As the NY Times internet story was being published, Mr. Bush was back-slapping his way through talks about a recently negotiated Iraq-American security pact. This last visit was to have been a high note in his presidential legacy. Instead, he was figuratively smeared with street filth in front of millions. At the same time a government report detailing his failures in Iraq became available to millions more back home.
The government's findings mirror Peter W. Galbraith's acclaimed book, "The End of Iraq." It is a scholarly, intensely personal and detailed account of Iraq's complex history, politics and religious counterpoints and how they doomed Bush's clumsy efforts to utter failure. Galbraith, a former U.S. diplomat with years of experience in Iraq, preceded the government's just released research and historical findings by almost three years with his award winning book which details the tragedy, waste, incompetence and delusional madness of the neo-conservative Bush loyalists pre and post invasion.
"Imperial Life in the Emerald City: Inside Iraq's Green Zone" written by Rajiv Chandresekaran, Baghdad bureau chief for the Washington Times, offers a darkly humorous personal glimpse of American waste and madness in Iraq.
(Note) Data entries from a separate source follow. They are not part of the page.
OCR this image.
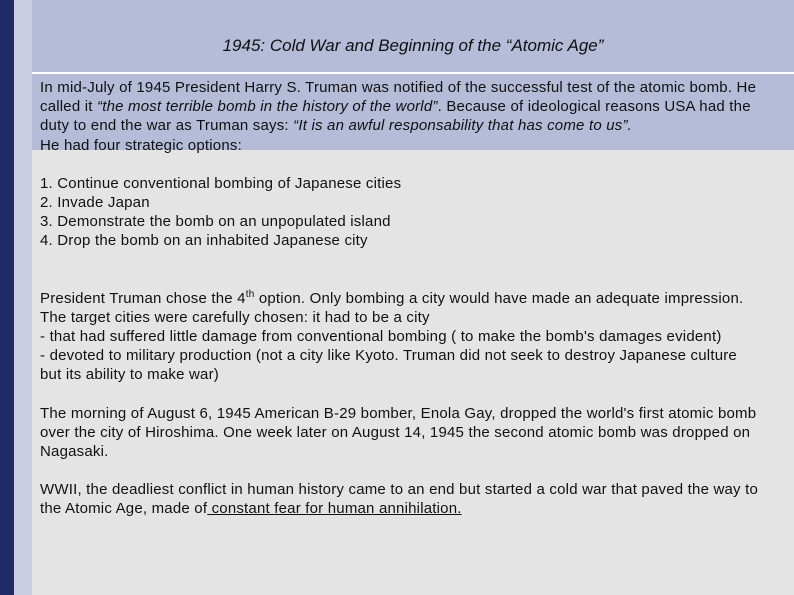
1945: Cold War and Beginning of the “Atomic Age”

In mid-July of 1945 President Harry S. Truman was notified of the successful test of the atomic bomb. He called it “the most terrible bomb in the history of the world”. Because of ideological reasons USA had the duty to end the war as Truman says: “It is an awful responsability that has come to us”.

He had four strategic options:

1. Continue conventional bombing of Japanese cities

2. Invade Japan

3. Demonstrate the bomb on an unpopulated island

4. Drop the bomb on an inhabited Japanese city

President Truman chose the 4th option. Only bombing a city would have made an adequate impression. The target cities were carefully chosen: it had to be a city

- that had suffered little damage from conventional bombing ( to make the bomb's damages evident)

- devoted to military production (not a city like Kyoto. Truman did not seek to destroy Japanese culture but its ability to make war)

The morning of August 6, 1945 American B-29 bomber, Enola Gay, dropped the world's first atomic bomb over the city of Hiroshima. One week later on August 14, 1945 the second atomic bomb was dropped on Nagasaki.

WWII, the deadliest conflict in human history came to an end but started a cold war that paved the way to the Atomic Age, made of constant fear for human annihilation.
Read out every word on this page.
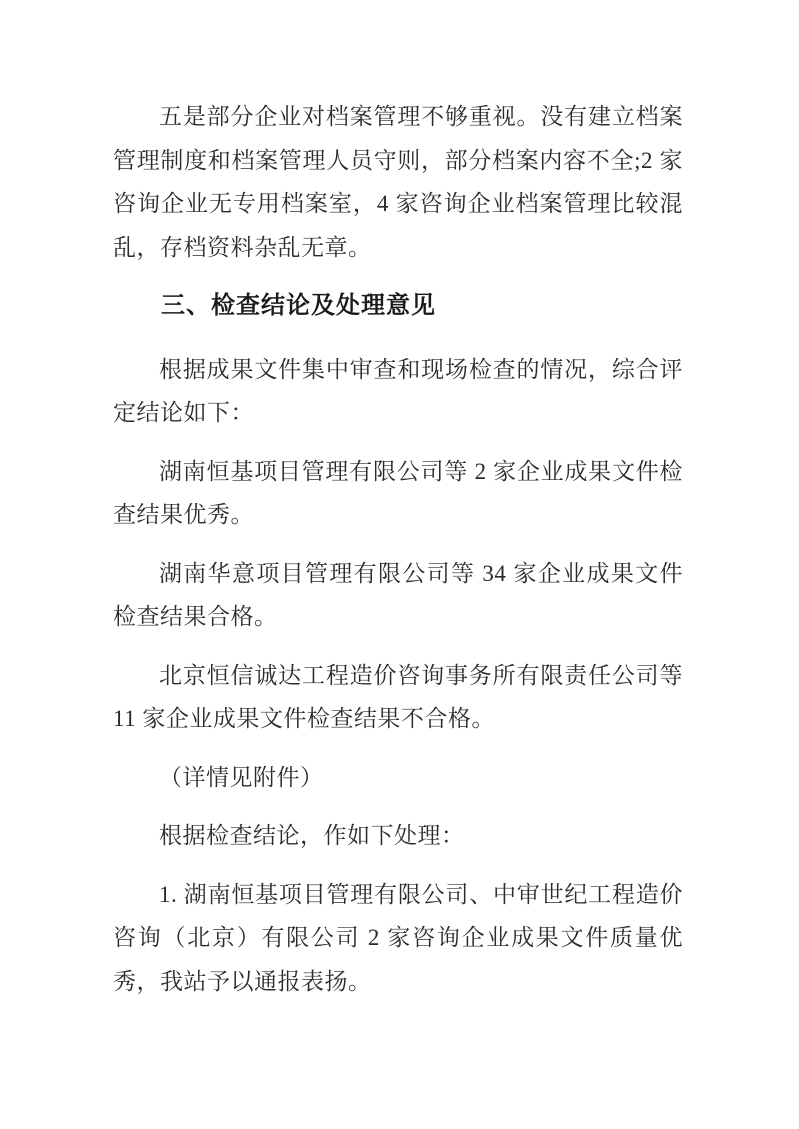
五是部分企业对档案管理不够重视。没有建立档案管理制度和档案管理人员守则，部分档案内容不全;2 家咨询企业无专用档案室，4 家咨询企业档案管理比较混乱，存档资料杂乱无章。

三、检查结论及处理意见

根据成果文件集中审查和现场检查的情况，综合评定结论如下：

湖南恒基项目管理有限公司等 2 家企业成果文件检查结果优秀。

湖南华意项目管理有限公司等 34 家企业成果文件检查结果合格。

北京恒信诚达工程造价咨询事务所有限责任公司等 11 家企业成果文件检查结果不合格。

（详情见附件）

根据检查结论，作如下处理：

1. 湖南恒基项目管理有限公司、中审世纪工程造价咨询（北京）有限公司 2 家咨询企业成果文件质量优秀，我站予以通报表扬。
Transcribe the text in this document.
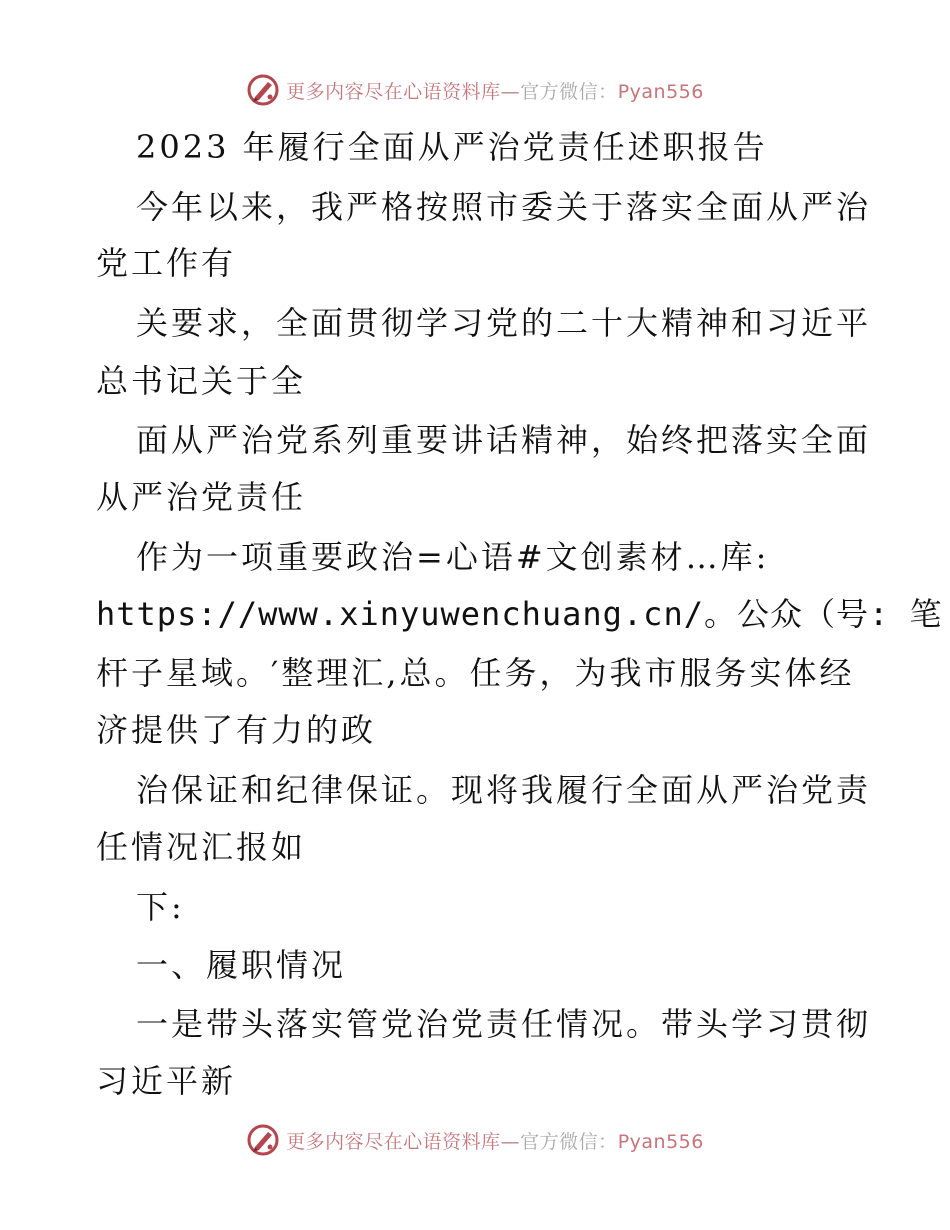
更多内容尽在心语资料库—官方微信：Pyan556
2023 年履行全面从严治党责任述职报告
今年以来，我严格按照市委关于落实全面从严治
党工作有
关要求，全面贯彻学习党的二十大精神和习近平
总书记关于全
面从严治党系列重要讲话精神，始终把落实全面
从严治党责任
作为一项重要政治=心语#文创素材…库:
https://www.xinyuwenchuang.cn/。公众（号: 笔
杆子星域。′整理汇,总。任务，为我市服务实体经
济提供了有力的政
治保证和纪律保证。现将我履行全面从严治党责
任情况汇报如
下:
一、履职情况
一是带头落实管党治党责任情况。带头学习贯彻
习近平新
更多内容尽在心语资料库—官方微信：Pyan556
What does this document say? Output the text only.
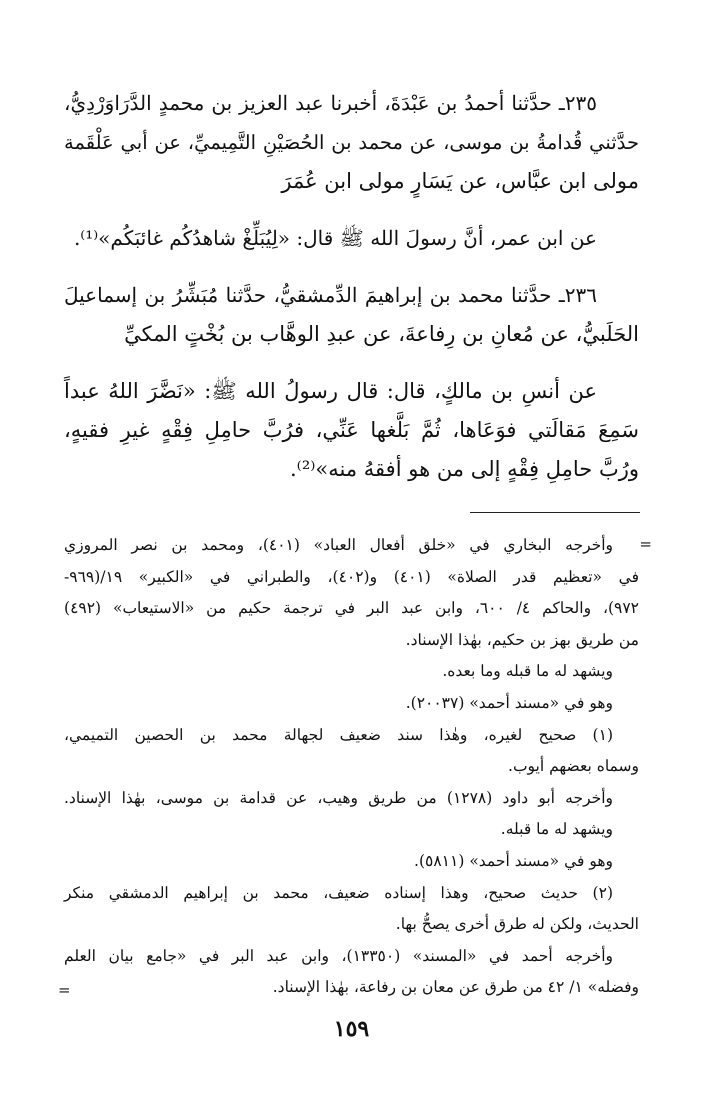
٢٣٥ـ حدَّثنا أحمدُ بن عَبْدَةَ، أخبرنا عبد العزيز بن محمدٍ الدَّرَاوَرْدِيُّ،
حدَّثني قُدامةُ بن موسى، عن محمد بن الحُصَيْنِ التَّمِيميِّ، عن أبي عَلْقَمة
مولى ابن عبَّاس، عن يَسَارٍ مولى ابن عُمَرَ
عن ابن عمر، أنَّ رسولَ الله ﷺ قال: «لِيُبَلِّغْ شاهدُكُم غائبَكُم»⁽¹⁾.
٢٣٦ـ حدَّثنا محمد بن إبراهيمَ الدِّمشقيُّ، حدَّثنا مُبَشِّرُ بن إسماعيلَ
الحَلَبيُّ، عن مُعانِ بن رِفاعةَ، عن عبدِ الوهَّاب بن بُخْتٍ المكيِّ
عن أنسِ بن مالكٍ، قال: قال رسولُ الله ﷺ: «نَضَّرَ اللهُ عبداً
سَمِعَ مَقالَتي فوَعَاها، ثُمَّ بَلَّغها عَنِّي، فرُبَّ حامِلِ فِقْهٍ غيرِ فقيهٍ،
ورُبَّ حامِلِ فِقْهٍ إلى من هو أفقهُ منه»⁽²⁾.
=
وأخرجه البخاري في «خلق أفعال العباد» (٤٠١)، ومحمد بن نصر المروزي
في «تعظيم قدر الصلاة» (٤٠١) و(٤٠٢)، والطبراني في «الكبير» ١٩/(٩٦٩-
٩٧٢)، والحاكم ٤/ ٦٠٠، وابن عبد البر في ترجمة حكيم من «الاستيعاب» (٤٩٢)
من طريق بهز بن حكيم، بهٰذا الإسناد.
ويشهد له ما قبله وما بعده.
وهو في «مسند أحمد» (٢٠٠٣٧).
(١) صحيح لغيره، وهٰذا سند ضعيف لجهالة محمد بن الحصين التميمي،
وسماه بعضهم أيوب.
وأخرجه أبو داود (١٢٧٨) من طريق وهيب، عن قدامة بن موسى، بهٰذا الإسناد.
ويشهد له ما قبله.
وهو في «مسند أحمد» (٥٨١١).
(٢) حديث صحيح، وهذا إسناده ضعيف، محمد بن إبراهيم الدمشقي منكر
الحديث، ولكن له طرق أخرى يصحُّ بها.
وأخرجه أحمد في «المسند» (١٣٣٥٠)، وابن عبد البر في «جامع بيان العلم
وفضله» ١/ ٤٢ من طرق عن معان بن رفاعة، بهٰذا الإسناد.
=
١٥٩
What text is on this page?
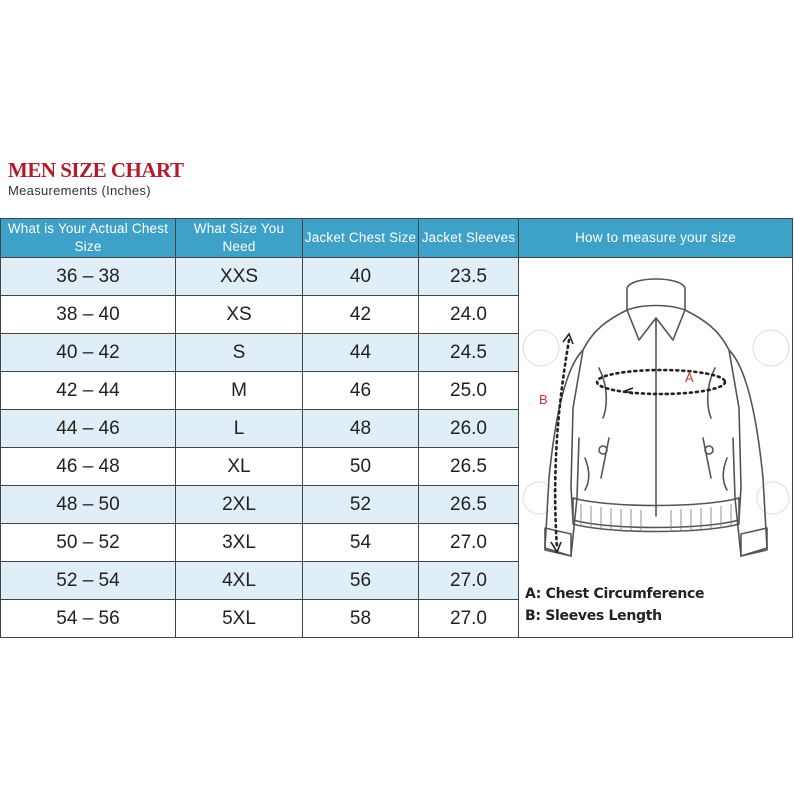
MEN SIZE CHART
Measurements (Inches)
What is Your Actual Chest Size	What Size You Need	Jacket Chest Size	Jacket Sleeves	How to measure your size
36 – 38	XXS	40	23.5	A
B
A: Chest Circumference
B: Sleeves Length

38 – 40	XS	42	24.0	
40 – 42	S	44	24.5	
42 – 44	M	46	25.0	
44 – 46	L	48	26.0	
46 – 48	XL	50	26.5	
48 – 50	2XL	52	26.5	
50 – 52	3XL	54	27.0	
52 – 54	4XL	56	27.0	
54 – 56	5XL	58	27.0	
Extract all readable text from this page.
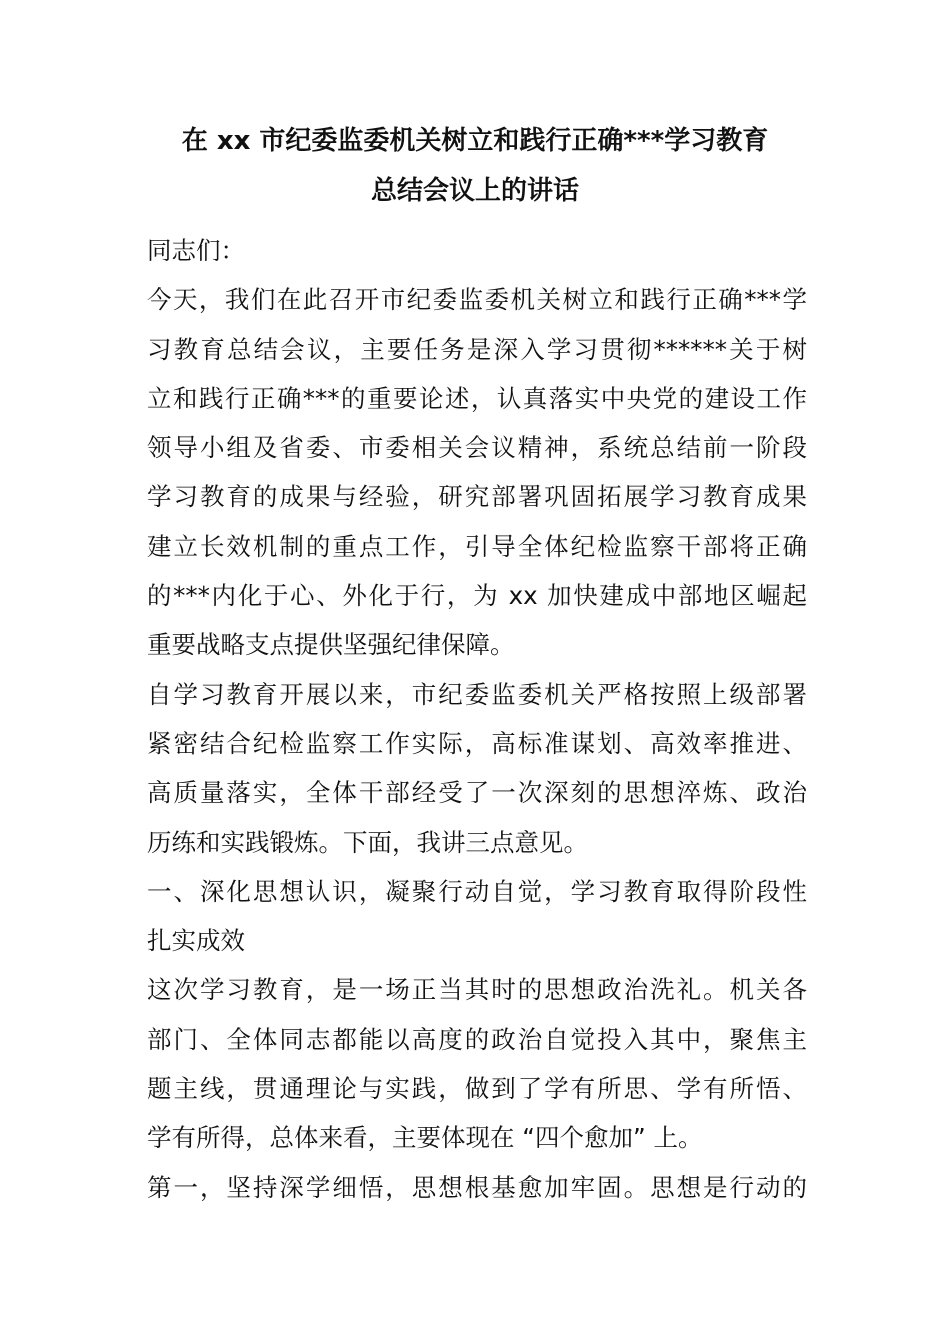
在 xx 市纪委监委机关树立和践行正确***学习教育
总结会议上的讲话
同志们：
今天，我们在此召开市纪委监委机关树立和践行正确***学
习教育总结会议，主要任务是深入学习贯彻******关于树
立和践行正确***的重要论述，认真落实中央党的建设工作
领导小组及省委、市委相关会议精神，系统总结前一阶段
学习教育的成果与经验，研究部署巩固拓展学习教育成果
建立长效机制的重点工作，引导全体纪检监察干部将正确
的***内化于心、外化于行，为 xx 加快建成中部地区崛起
重要战略支点提供坚强纪律保障。
自学习教育开展以来，市纪委监委机关严格按照上级部署
紧密结合纪检监察工作实际，高标准谋划、高效率推进、
高质量落实，全体干部经受了一次深刻的思想淬炼、政治
历练和实践锻炼。下面，我讲三点意见。
一、深化思想认识，凝聚行动自觉，学习教育取得阶段性
扎实成效
这次学习教育，是一场正当其时的思想政治洗礼。机关各
部门、全体同志都能以高度的政治自觉投入其中，聚焦主
题主线，贯通理论与实践，做到了学有所思、学有所悟、
学有所得，总体来看，主要体现在 “四个愈加” 上。
第一，坚持深学细悟，思想根基愈加牢固。思想是行动的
His reporter's eye for detail captures America's Catch-22, slap dash bungling following the invasion of Iraq. He shows how totally unqualified, clueless Bush loyalists assigned to the "little America" Green Zone of Baghdad burned through billions of dollars, ultimately accomplishing nothing to speak of.
I highly recommend both these books not only because they are compelling, but because they pre-date and confirm the findings of the "official history" conducted by the U.S. Office of the Special Inspector General for Iraq Reconstruction. All three sources provide the detailed evidence, names, dates and documentation needed to structure a criminal case against Bush, Cheney, Rumsfeld, and others. Is all there in black and white.